You aren‘t going to find another one like Robin.

At his core, he was fiercely independent. He approached life with his own set of rules, believed in his own worldview, and followed his own path.

Clothing? He preferred baggy sweatpants and sweatshirts, so that‘s what he wore. Every day.

Food? He liked burgers and donuts, so that‘s what he ate.

Friends? He was intensely loyal to those he befriended, immediately willing to help those down on their luck and struggling.

Principles? He had a stern view of things, and if he perceived you as honest and a straight shooter, he liked you. But if he believed you were doing something manipulative or dishonest, he took great pleasure in putting a pin in your balloon. And he was brave enough to do it, even if someone was a foot bigger than him in every direction.

Most of all, he was old-school. He came of age among a tough generation of racers who developed a dark humor to help them deal with burying too many young friends. When it came to jokes or needling, nothing was out of bounds. He could tell an off-color, outrageous story with the best of ‘em, laughing uproariously
at a sensitive or inappropriate subject.

He loved racing, and it was motorsports that dictated the direction and content of his life. In his earlier years he covered a lot of basketball, and he loved betting on various sporting events, but it was racing that inspired his greatest passion.

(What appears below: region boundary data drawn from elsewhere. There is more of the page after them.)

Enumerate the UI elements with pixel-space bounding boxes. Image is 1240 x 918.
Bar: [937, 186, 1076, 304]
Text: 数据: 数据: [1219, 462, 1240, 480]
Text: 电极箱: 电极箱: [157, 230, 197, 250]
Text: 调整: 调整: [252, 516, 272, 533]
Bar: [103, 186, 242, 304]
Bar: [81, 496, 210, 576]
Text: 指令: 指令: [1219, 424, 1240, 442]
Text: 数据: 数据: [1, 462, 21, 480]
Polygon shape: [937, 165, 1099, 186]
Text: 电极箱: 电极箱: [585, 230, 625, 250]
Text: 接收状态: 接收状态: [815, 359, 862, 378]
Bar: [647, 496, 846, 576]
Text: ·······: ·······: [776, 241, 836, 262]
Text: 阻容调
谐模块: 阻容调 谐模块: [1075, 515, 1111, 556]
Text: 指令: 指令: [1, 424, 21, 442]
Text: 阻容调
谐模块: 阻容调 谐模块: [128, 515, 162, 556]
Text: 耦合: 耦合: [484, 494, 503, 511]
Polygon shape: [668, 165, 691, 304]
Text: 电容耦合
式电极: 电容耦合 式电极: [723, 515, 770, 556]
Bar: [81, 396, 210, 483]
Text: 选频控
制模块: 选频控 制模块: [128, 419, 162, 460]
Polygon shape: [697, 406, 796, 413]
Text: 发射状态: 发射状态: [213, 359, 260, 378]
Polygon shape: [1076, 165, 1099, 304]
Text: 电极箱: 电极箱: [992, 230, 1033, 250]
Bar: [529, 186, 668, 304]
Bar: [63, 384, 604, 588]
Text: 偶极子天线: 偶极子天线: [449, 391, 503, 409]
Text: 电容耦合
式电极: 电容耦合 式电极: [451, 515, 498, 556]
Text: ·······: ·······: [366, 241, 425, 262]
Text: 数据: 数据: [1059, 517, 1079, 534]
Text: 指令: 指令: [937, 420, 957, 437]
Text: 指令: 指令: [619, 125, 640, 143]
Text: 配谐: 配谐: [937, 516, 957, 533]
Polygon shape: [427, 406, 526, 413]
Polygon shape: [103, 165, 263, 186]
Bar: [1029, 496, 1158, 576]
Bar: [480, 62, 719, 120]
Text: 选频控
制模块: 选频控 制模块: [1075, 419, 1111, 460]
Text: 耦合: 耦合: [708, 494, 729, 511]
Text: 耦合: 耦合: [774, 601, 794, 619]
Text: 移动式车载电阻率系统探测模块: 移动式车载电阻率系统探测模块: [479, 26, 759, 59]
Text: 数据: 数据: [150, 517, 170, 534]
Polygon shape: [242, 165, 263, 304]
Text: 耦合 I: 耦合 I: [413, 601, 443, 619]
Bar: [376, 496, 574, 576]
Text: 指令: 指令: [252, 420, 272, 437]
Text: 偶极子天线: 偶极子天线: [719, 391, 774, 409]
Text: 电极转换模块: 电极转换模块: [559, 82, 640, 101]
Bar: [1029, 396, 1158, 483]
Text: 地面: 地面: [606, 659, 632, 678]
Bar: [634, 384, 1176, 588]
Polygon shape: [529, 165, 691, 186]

He bought a midget and went racing with USAC in the late 1970s, and had several good runs over the next few seasons. But he eventually sold the car and focused on his journalism work.

He was an excellent writer, but he didn‘t think so (one of Robin‘s strongest traits was a tendency to make fun of himself). But today his writing has stood the test of time: his work was entertaining, it was informative, and Robin always made the reader his top priority.

His primary beat was Indy car racing, but he also loved sprint cars and midgets. Throughout his life he never stopped following both, by reading this magazine and by maintaining many close contacts with short track racers.

A couple of episodes during his career tell us a lot about what made Robin tick.

At Indianapolis in the late 1970s and early ‘80s there was an ongoing suspicion that racers had figured out how to cheat the pop-off valve, a device designed to limit turbocharger pressure. In May 1981 Robin casually mentioned in his newspaper column that during practice runs A.J. Foyt‘s straightaway speeds were significantly higher than everyone else. Hmmmm…

When the column appeared the next morning, Foyt was pissed. That afternoon he spotted Miller walking along the pit area, and in classic Foyt fashion charged up and slapped Miller in the back of the head. He then threatened to kick Miller‘s ass, right there on pit road in front of God and everybody.

So, what did Robin do? He drove right uptown to his office at the Indianapolis Star and wrote a column for the next day‘s edition saying that A.J. Foyt was a habitual cheater.

Now that‘s fearless.

Foyt sued the Star — and won — and for a while he and Miller were hardly speaking. But one day some years later Foyt took Miller aside and said it was time for them both to forget about what happened and be friends again.